Esta batalha tinha de ser simultâneamente económica e política para que os resultados chegassem depressa. Ou os salários deviam subir até se equipararem com um padrão de vida razoável, ou o preço do custo dos produtos devia baixar até ao limite dessa equiparação. Para levar a bom termo a campanha, era indispensável atrair todos os explorados, inclusive os pequenos produtores cuja situação se agravava dia a dia.
A CGT mostrou que não estava capacitada para levar a cabo a tarefa (...). Mais ainda: ela não compreenderia, caso o proletariado já se encontrasse politicamente instrumentalizado, a razão duma aliança política para aproveitamento da conjuntura.

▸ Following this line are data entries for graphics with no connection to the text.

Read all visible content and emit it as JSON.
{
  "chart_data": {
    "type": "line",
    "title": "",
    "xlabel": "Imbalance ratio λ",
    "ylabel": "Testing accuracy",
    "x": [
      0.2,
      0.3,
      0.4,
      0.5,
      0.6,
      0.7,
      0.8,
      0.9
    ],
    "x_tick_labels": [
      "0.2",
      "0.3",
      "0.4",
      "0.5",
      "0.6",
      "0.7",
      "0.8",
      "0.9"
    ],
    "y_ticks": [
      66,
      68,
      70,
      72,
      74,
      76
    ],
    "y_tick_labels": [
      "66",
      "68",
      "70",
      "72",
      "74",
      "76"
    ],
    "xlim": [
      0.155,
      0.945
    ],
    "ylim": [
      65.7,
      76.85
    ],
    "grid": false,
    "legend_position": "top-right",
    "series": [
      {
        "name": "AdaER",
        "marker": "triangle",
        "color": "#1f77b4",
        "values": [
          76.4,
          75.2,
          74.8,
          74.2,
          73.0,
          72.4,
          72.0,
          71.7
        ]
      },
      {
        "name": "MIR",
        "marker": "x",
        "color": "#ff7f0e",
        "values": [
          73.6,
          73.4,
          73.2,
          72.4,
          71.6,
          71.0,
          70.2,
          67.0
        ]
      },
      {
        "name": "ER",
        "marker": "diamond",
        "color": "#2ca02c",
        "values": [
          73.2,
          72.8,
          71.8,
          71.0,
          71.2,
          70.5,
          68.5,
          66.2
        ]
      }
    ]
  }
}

Porque o custo da vida subia, as greves explodiam, acompanhadas com todos os acessórios da época: sabotagens, recontros com os “amarelos”, uma ou outra bomba à mistura, etc. Mas a situação real não melhorava para os trabalhadores. E, na corrida de velocidade entre patrões e operários, os primeiros iam sempre à frente, parecendo distanciar-se cada vez mais.
Esta vantajosa situação não bastava à classe dos exploradores. Receavam enfraquecer e ser alcançados pelos perseguidores.